Thermal wave: from nonlocal continuum to molecular dynamics

Abstract

It is well known that the continuum model of Fourier's law of heat conduction violates the relativity theory, admits an instantaneous thermal response, and assumes a quasi-equilibrium thermodynamic condition. Transient heat transport, however, is a non-equilibrium phenomenon with a finite thermal wave speed for applications involving very low temperatures, extremely high temperature gradients, and ballistic heat transfers. Hyperbolic and phase-lag heat conduction models have enabled detection of the finite thermal wave speed in heat transport. To accommodate effects of thermomass and size-dependency of thermophysical properties on nano/microscale heat transport and to remove the theoretical singularity of temperature gradients across the thermal wavefront, a nonlocal, fractional-order, three-phase-lag heat conduction is introduced. The model is capable of simulating heat conduction phenomena in multiple spatio-temporal scales.
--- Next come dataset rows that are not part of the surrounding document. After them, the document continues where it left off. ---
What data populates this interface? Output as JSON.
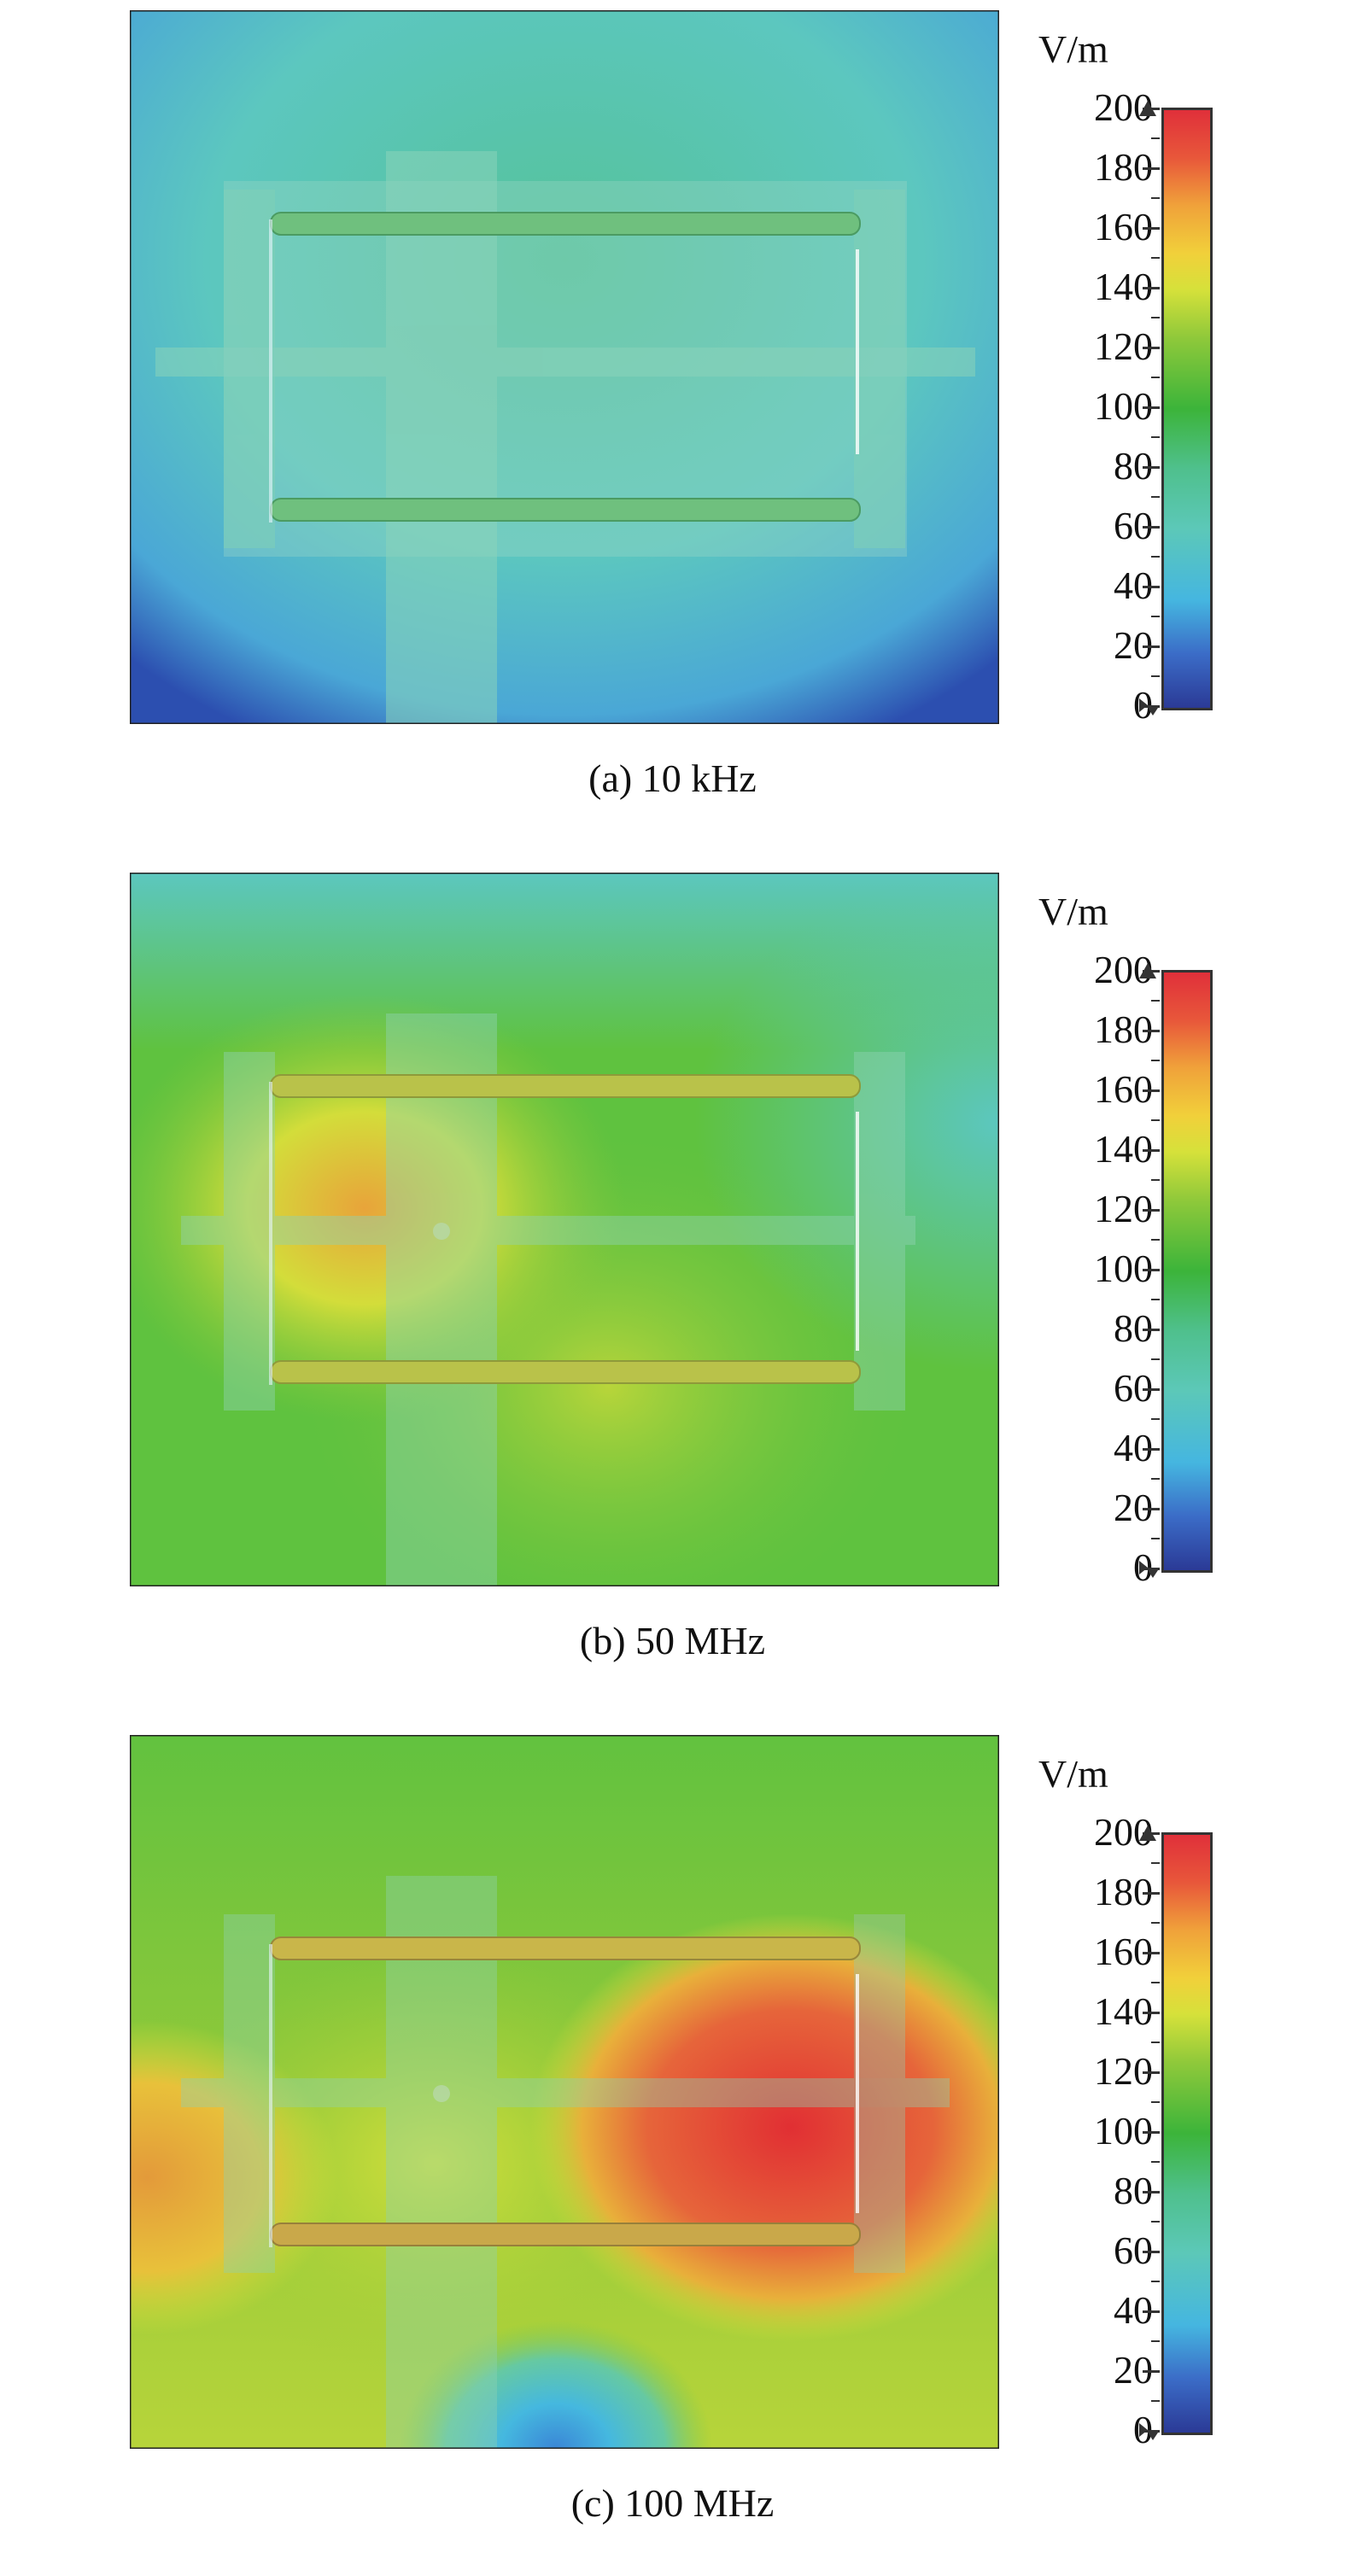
{
  "unit_label": "V/m",
  "ticks": [
    "200",
    "180",
    "160",
    "140",
    "120",
    "100",
    "80",
    "60",
    "40",
    "20",
    "0"
  ],
  "panels": [
    {
      "caption": "(a) 10 kHz",
      "palette": {
        "base": "#5cc7bf",
        "edge": "#2c4fb0",
        "center": "#56c39a",
        "hot": "#56c39a",
        "hot2": "#56c39a"
      }
    },
    {
      "caption": "(b) 50 MHz",
      "palette": {
        "base": "#5fc23f",
        "edge": "#5cc7bf",
        "center": "#7cc63a",
        "hot": "#e8a43a",
        "hot2": "#9ccc3a"
      }
    },
    {
      "caption": "(c) 100 MHz",
      "palette": {
        "base": "#6bc43d",
        "edge": "#3aa9e0",
        "center": "#c8dd3a",
        "hot": "#e23a34",
        "hot2": "#e9a03a"
      }
    }
  ]
}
To confirm the existence of thermal waves in nano/microscale heat transport, a molecular dynamics simulation is implemented for the heat transfer within a nanoscale copper slab. Correlating thermal responses in continuum and atomistic scales sheds light on the effect of length scale, fractional order, and phase-lags in multiscale heat transport. The multiscale simulation is of practical importance for microelectromechanical system design, photothermal techniques, and ultrafast laser-assisted processing of advanced materials.